Нечто от этого чувства, как от родовых воспоминаний, как от пробужденного прошлого, от развязывания воображения, вполне может прийти к любой творческой натуре, внезапно встретившей дикую яблоню в цвету в каком-нибудь уединенном месте. К людям кельтской расы или имеющим доминирующую кельтскую кровь, в частности, возможно; ибо для гэла, кимвра и бретонца Яблоня ассоциируется с его самыми священными традиционными верованиями. В старину она была неприкосновенна. Это было кельтское Древо Жизни, то, чем был Иггдрасиль для древних мечтателей Скандинавии. Он не может думать о ней, кроме как о королевстве вечной юности: об Эмайн Аблах, о И Бресил, об Авалоне, о затонувшем Авиллионе. Она развевается над потерянными Эдемами. В Тир-на-Ног ее ветви, тяжелые от цветов, свисают над пеной последних бледных вод рока. Усталый островитянин, который отложил голод, усталость, мечты и старое тайное желание меча, ложится под ее ветви во Флатхеанасе и слышит диких арфистов Ринна в сонном гуле, подобном гудению диких пчел. Седовласые мужчины и женщины на берегах Коннемары смотрят через тусклую волну и видят колыхание ее ветвей. Бретонский крестьянин, стоящий в сумерках на усыпанных камнями пляжах Трегастеля, перекрестится, когда почувствует аромат яблоневого цвета, доносящийся с затонувших островов через длинные катящиеся валы, и вспомнит, возможно, как в старину лунными ночами он видел, как его киль прорезает уступающие верхние ветви лесов Авалона. Многие поэты бродили в тайных долинах Авиллиона и проходили под ветвями, тяжелыми от пены снов, и забывали обо всем, и были вознесены в радости. В долинах Страны Желания Сердца усталые певцы мира умолкли под безветренными ветвями, белоснежными в лунном свете, найдя Сердце Песни.
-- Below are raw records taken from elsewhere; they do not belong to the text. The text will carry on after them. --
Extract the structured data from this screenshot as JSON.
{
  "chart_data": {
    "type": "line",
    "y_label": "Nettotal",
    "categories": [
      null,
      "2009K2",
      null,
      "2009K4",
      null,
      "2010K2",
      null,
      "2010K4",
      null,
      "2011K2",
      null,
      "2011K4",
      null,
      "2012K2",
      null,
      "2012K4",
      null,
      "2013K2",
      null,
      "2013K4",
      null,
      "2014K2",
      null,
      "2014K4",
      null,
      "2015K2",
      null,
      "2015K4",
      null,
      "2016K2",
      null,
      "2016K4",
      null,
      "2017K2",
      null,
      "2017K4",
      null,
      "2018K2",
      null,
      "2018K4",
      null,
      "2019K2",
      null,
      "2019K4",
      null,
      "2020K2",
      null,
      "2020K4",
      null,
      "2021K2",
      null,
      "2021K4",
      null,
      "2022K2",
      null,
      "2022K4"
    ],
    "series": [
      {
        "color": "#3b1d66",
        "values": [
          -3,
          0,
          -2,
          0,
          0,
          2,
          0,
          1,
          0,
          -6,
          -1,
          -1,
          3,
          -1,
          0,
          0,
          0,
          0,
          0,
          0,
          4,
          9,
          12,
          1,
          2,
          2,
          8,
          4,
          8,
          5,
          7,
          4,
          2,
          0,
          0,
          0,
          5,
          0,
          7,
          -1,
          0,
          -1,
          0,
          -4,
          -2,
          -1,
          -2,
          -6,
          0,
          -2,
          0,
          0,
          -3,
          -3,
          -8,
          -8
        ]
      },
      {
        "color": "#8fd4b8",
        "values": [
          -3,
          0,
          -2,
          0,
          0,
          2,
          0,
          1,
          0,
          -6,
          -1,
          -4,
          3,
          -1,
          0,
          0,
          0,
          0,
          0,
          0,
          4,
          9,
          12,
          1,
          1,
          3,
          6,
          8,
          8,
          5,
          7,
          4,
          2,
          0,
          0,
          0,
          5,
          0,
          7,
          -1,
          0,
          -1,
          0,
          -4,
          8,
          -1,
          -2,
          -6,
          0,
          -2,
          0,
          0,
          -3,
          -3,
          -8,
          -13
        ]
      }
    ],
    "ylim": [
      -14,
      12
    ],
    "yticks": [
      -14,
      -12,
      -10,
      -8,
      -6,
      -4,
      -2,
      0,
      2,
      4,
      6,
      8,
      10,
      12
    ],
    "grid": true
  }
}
Крест и гроб из яблоневого дерева, корона из дикой яблони, яблоневый посох, поэтические таблички из яблоневого дерева, все яблоневые мифы и яблоневые легенды — как можно рассказать о них в нескольких словах. Они в старых песнях и старых сказках всех земель. Наша гэльская литература сама по себе благоухает яблоневым цветом, прекрасна мерцающей тенью яблоневого листа, таинственна символом плода и яблоневого дерева, которое держит жизнь и смерть в одном объятии. Многие читатели сразу вспомнят ту прекрасную старую сказку о Байлэ Сладкоречивом и Айлинн Медоустой, чья любовь была так велика, что когда в своей прекрасной юности они умерли и были похоронены, один в могиле на севере, а другой в могиле на юге, могильное дерево выросло в могильное дерево, и зеленые ветви с севера и юга стали одной нависающей ветвью, под которой ветры шептали о страсти, которую зимняя смерть не могла убить, а жаркие полдни лета не могли убаюкать в забвение. Есть более старый и менее известный sgeul о том, как Ана, та самая древняя богиня, Мать, после того как она создала всех богов и сделала человека из камня, песка, воды и дыхания своего дыхания, сделала женщину из тела морской волны, из пены яблоневого цвета и из блуждающего ветра. И есть много сказок, которые, таким или подобным образом, содержат в себе таинственный ветер дикой яблони, много поэм, на чьих тенистых водах плавает розово-румяный снег разбросанных цветов снов и желаний. Разве яблоневый цвет не был впервые окрашен неутолимой тоской поэта-короля, который, еще живя, достиг И Бресил? Улад увидел там сад белого цветения, и из него он собрал, и грел всю ночь у своей груди, и на рассвете вдохнул в них. Когда солнечный свет скользнул восходящей линией вдоль рассвета, он увидел, что то, что было белыми цветами, согретыми его дыханием и окрашенными биением его сердца, было женщиной. И как в конце Фанд снова стала дрейфом белого цвета на оленьей шкуре. Ибо, когда тоска и печаль всех печалей в сердце Улада окутали его сердце пламенем, внезапно вихрь ветра разбросал цветы по оленьей шкуре, так что они колебались туда-сюда, но некоторые были окрашены блуждающими огнями радуги, которая дрейфовала из розово-красных зарослей рассвета.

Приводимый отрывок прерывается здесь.